[News Focus] Multinational firms using royalties to avoid tax: expert
Multinational firms in South Korea tend to transfer much higher proportions of their revenues to their headquarters overseas in dividends and royalties than their Korean counterparts, an expert said Monday.
Payments in royalties and dividends are categorized as expenses, which in turn lowers their reported earnings to the Korean authorities.
Some companies may take advantage of such system to avoid paying corporate taxes, which needs extra monitoring by the National Tax Office, said Kim Kab-lae, a research fellow at the Korea Capital Market Institute.
For instance, according to data by the Financial Supervisory Service, Adidas Korea’s revenue skyrocketed 231 percent over the past 10 years from 217 billion won in 2006 to 897.4 billion won in 2015. Its accumulated revenues in the past decade amounted to 5.42 trillion won.
Out of the accumulated revenue, the Korean unit of the Germany-based multinational firm Adidas AG paid more than 10 percent, or 693.5 billion won, to its owner in royalties, and another 4 percent, in international marketing expenses. It also transferred 450 billion won from Korea to Germany in dividends during the 2006-2015 period, about 80 percent of the accumulated profits of 553 billion won.
Cigarette maker Philip Morris Korea, 100 percent owned by Philip Morris Sarl, a subsidiary of US-based Philip Morris International, also saw its sales surge 262 percent during the 2006-2015 period to hit 811 billion won in revenue in 2015. The accumulated royalties paid from the local firm to the US was 1.4 trillion won over the same period, larger than the 1.2 trillion won it recorded in accumulated net profits, according to the FSS data. Royalties took up about 6-14 percent of revenues.

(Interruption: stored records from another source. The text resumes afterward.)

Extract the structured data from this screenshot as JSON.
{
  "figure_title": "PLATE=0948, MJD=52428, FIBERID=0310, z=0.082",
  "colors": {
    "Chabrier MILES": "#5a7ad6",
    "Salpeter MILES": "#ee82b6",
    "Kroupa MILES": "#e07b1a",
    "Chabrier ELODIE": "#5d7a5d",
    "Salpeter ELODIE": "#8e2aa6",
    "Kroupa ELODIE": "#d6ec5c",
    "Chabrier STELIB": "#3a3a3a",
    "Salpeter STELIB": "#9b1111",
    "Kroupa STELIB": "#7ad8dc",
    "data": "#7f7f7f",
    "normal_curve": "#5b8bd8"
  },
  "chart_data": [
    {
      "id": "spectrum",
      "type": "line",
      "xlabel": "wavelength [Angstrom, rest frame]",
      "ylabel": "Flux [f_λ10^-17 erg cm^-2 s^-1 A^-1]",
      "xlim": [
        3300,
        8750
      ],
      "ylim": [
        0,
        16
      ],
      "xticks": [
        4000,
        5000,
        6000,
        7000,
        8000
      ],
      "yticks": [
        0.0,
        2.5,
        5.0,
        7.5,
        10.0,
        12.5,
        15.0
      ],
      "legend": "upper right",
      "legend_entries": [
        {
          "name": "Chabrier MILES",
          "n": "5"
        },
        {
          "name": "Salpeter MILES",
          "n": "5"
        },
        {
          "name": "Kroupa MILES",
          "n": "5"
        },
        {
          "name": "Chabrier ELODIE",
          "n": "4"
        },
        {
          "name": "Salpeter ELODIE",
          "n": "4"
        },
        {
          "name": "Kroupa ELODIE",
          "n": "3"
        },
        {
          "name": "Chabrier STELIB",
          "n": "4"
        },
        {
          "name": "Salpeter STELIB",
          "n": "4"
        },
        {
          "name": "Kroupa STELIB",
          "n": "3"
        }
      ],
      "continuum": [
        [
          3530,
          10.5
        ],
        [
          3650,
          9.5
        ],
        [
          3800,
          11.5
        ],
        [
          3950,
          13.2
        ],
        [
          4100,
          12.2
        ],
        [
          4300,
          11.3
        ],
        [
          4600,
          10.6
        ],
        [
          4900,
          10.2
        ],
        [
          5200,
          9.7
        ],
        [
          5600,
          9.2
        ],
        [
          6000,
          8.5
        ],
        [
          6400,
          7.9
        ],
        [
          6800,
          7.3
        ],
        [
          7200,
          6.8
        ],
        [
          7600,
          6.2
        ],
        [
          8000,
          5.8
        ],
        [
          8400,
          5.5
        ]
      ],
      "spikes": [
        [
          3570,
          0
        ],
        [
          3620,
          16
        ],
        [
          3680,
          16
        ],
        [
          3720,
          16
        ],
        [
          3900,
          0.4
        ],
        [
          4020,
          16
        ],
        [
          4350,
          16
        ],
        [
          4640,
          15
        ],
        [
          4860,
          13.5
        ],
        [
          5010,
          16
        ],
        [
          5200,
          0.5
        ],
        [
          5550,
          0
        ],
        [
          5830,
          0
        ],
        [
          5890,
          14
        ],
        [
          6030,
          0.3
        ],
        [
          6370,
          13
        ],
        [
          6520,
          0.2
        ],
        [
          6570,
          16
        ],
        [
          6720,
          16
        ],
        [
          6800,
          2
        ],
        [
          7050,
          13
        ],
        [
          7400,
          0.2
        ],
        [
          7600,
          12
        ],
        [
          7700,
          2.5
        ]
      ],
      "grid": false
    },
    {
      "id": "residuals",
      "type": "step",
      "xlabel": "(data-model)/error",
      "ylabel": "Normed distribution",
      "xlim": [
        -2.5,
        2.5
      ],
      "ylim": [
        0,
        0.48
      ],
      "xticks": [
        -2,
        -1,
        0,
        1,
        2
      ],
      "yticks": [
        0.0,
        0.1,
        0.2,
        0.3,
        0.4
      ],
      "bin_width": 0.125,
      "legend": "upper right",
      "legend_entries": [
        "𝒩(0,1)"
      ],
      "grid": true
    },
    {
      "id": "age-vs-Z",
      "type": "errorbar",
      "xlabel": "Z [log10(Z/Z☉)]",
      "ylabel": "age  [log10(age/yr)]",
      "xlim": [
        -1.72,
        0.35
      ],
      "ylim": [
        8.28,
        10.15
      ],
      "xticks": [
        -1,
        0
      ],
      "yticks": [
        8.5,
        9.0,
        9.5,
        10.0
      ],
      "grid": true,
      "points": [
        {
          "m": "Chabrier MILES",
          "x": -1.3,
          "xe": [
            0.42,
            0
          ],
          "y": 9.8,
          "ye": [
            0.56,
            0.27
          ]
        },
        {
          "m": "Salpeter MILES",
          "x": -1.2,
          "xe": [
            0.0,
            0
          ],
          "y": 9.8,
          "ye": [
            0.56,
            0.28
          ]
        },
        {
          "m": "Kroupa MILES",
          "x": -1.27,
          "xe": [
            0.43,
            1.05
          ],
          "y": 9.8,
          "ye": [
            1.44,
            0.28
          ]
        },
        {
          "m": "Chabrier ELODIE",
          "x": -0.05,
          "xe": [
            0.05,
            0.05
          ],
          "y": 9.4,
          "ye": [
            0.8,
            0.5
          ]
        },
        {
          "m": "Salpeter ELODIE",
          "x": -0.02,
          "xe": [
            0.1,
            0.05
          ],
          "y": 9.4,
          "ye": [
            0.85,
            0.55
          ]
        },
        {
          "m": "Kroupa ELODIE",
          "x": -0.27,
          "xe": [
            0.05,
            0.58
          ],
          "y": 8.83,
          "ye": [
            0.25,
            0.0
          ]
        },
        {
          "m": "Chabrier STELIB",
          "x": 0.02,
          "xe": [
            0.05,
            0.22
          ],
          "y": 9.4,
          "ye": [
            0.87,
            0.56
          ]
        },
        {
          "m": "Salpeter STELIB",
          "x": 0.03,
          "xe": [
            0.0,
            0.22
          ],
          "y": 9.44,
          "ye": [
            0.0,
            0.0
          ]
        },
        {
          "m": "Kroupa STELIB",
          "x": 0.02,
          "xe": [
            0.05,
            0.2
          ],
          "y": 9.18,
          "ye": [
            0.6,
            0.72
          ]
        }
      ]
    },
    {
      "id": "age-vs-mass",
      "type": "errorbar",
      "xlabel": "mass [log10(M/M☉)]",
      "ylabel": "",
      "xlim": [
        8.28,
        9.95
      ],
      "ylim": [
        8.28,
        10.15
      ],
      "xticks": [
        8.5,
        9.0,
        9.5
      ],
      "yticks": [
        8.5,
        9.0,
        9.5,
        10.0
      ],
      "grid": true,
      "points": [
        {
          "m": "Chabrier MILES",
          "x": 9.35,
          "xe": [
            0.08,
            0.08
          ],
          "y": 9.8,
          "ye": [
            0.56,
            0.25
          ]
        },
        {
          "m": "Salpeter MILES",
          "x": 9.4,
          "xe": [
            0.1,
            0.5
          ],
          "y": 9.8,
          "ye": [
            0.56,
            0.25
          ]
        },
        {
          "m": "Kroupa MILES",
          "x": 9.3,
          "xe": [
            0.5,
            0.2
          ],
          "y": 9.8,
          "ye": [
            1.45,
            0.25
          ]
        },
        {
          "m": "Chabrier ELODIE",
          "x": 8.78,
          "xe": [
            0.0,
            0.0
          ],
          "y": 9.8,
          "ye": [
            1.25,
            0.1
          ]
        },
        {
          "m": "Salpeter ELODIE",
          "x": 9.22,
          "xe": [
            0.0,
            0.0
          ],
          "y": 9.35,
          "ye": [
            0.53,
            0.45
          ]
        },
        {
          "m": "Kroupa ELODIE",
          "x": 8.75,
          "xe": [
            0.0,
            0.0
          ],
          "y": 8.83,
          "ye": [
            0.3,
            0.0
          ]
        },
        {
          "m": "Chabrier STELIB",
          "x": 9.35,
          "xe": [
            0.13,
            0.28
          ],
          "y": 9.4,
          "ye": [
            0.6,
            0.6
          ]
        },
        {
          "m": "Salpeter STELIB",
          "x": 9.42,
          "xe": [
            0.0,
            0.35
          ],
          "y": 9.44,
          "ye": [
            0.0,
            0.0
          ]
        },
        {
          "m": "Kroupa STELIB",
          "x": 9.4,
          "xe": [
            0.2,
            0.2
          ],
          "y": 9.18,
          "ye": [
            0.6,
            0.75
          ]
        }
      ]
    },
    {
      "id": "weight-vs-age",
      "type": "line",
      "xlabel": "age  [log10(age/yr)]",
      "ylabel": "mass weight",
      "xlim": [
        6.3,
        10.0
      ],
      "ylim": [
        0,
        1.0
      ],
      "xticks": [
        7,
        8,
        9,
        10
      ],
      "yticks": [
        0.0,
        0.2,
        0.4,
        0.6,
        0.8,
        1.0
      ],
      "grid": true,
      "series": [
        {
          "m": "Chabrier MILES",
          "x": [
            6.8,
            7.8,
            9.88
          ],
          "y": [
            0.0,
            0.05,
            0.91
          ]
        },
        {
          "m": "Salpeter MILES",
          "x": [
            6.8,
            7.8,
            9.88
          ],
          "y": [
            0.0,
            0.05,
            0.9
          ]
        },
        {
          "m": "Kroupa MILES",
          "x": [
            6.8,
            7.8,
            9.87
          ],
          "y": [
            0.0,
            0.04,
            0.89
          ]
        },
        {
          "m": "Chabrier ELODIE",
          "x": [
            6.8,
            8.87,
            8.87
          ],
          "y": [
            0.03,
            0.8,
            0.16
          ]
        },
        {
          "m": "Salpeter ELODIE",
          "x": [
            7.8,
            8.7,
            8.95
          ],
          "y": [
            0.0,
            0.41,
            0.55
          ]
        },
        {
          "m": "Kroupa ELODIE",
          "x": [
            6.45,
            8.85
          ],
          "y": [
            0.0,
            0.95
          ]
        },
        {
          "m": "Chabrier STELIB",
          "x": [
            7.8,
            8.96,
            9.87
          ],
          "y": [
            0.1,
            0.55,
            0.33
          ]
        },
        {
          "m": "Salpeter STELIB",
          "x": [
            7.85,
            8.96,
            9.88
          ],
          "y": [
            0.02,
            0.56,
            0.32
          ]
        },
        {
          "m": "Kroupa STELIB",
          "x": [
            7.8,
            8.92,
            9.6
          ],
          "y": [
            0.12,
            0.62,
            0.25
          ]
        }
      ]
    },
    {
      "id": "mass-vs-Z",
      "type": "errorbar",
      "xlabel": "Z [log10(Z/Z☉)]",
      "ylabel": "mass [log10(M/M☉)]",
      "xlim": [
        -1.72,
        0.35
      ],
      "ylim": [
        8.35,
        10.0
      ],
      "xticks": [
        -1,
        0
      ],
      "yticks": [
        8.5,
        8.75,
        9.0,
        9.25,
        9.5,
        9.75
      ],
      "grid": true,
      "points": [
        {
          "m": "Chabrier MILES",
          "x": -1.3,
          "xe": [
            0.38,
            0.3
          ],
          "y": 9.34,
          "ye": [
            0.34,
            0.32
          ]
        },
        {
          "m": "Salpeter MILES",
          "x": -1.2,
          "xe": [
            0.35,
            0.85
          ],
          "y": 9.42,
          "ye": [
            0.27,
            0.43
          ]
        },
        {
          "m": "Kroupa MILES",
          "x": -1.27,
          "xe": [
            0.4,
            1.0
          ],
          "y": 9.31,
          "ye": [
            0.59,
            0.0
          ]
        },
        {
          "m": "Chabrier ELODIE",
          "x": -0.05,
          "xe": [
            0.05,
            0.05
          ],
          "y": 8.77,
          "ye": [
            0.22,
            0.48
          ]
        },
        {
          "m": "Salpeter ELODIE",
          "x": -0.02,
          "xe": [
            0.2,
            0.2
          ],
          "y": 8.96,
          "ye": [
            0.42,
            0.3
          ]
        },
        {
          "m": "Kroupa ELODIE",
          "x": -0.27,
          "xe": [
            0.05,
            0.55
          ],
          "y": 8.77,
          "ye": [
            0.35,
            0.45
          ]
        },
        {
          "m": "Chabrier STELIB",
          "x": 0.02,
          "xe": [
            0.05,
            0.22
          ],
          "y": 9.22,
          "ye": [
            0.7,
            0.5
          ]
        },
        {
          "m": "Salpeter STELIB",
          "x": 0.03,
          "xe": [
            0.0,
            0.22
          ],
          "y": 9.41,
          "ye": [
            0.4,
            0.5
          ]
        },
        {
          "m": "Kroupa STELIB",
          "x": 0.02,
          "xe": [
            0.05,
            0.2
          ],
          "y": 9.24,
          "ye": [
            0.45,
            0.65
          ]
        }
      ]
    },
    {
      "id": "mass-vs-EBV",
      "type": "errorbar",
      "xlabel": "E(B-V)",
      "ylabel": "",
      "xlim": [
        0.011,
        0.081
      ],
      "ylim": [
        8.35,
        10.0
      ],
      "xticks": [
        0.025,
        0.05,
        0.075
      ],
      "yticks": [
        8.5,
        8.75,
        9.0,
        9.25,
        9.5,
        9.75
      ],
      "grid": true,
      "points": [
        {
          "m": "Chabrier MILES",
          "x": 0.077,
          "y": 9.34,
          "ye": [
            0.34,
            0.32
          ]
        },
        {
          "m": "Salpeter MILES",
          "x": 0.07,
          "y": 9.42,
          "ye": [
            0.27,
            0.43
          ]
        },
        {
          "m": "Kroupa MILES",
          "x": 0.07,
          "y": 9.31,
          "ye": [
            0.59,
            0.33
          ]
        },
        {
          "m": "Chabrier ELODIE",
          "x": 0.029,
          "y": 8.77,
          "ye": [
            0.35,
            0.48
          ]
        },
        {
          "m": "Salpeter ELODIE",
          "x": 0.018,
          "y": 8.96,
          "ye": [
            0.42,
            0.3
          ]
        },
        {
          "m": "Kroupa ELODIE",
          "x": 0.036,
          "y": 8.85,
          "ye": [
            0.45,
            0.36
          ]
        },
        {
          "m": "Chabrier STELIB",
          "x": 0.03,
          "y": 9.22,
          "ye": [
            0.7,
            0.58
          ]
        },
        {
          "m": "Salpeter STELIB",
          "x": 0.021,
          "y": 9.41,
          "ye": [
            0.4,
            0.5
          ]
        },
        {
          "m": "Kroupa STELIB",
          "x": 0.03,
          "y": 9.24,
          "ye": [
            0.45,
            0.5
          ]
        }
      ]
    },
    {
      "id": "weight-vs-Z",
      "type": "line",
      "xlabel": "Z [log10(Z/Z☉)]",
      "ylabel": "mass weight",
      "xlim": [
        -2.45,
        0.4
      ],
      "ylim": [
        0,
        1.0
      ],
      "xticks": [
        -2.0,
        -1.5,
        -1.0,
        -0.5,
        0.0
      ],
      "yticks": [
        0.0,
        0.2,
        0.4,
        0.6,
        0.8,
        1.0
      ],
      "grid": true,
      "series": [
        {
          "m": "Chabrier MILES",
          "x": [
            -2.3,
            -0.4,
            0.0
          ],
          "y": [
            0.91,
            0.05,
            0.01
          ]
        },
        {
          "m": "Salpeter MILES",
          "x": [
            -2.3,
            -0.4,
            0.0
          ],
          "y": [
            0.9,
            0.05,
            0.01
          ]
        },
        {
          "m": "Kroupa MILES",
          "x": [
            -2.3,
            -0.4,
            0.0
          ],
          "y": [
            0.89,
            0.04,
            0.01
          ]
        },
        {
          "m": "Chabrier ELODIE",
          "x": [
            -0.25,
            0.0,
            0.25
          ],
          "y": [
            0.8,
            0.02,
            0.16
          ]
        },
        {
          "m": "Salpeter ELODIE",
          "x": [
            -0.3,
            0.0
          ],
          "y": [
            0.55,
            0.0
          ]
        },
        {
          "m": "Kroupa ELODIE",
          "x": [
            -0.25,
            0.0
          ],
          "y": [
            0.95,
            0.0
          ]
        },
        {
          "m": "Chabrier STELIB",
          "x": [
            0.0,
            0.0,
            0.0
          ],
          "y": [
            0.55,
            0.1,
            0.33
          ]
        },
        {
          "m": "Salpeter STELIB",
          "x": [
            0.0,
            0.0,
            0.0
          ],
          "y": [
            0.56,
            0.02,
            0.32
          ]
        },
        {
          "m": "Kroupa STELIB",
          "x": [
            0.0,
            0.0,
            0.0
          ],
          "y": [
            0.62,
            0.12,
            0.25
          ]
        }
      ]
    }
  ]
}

In contrast, at four Korea-based multinational companies with a holding company structure — SK, LG, GS and LS – royalties made up between 0.08 percent and 0.24 percent or revenues in 2014, according to a report by Kim Ki-sik, a former lawmaker of the main opposition Democratic Party of Korea, who cited each firm’s financial reports.
“I’m not saying the Korean tax authorities are doing anything wrong. But concerns over tax avoidance through excessive royalty payments at foreign companies are bigger now than in the past, because of the large sales they earn now and the large proportion of royalties,” Kim at the Korea Capital Market Institute told The Korea Herald.
“The National Tax Office should put this area in their upper list of taxation priorities.”
Kim said that the parent companies of multinational firms tend to have a bigger say in financial affairs than their Korean units, and thereby tend to skirt from the so-called “arm’s length principle” in transfer pricing. Under the arm’s length principle, a unit in Korea and its parent firm overseas treat each other as independents and royalties should not rise above the market value, he added.
An official at Philip Morris Korea said, “The company’s decision on the proportion of royalty was based on the OECD guidelines for transfer pricing and applies not only to the Korean market but other overseas markets.”
Adidas Korea was unavailable for comment.
One official at a Korean unit of a multinational company, who declined to be named, said comparing the proportion of royalties with local firms was unfair because each companies had different brand strategies and were involved in different industries.
Meanwhile, multinationals were tightfisted when it came to corporate social responsibility in the Korean market.
According to the FSS data, Adidas Korea and Philip Morris Korea spent less than 0.1 percent of their revenue on CSR in 2015.
Fast fashion brand Uniqlo Korea, whose revenue exceeded 1 trillion won in 2015, spent nothing in donations and social activities.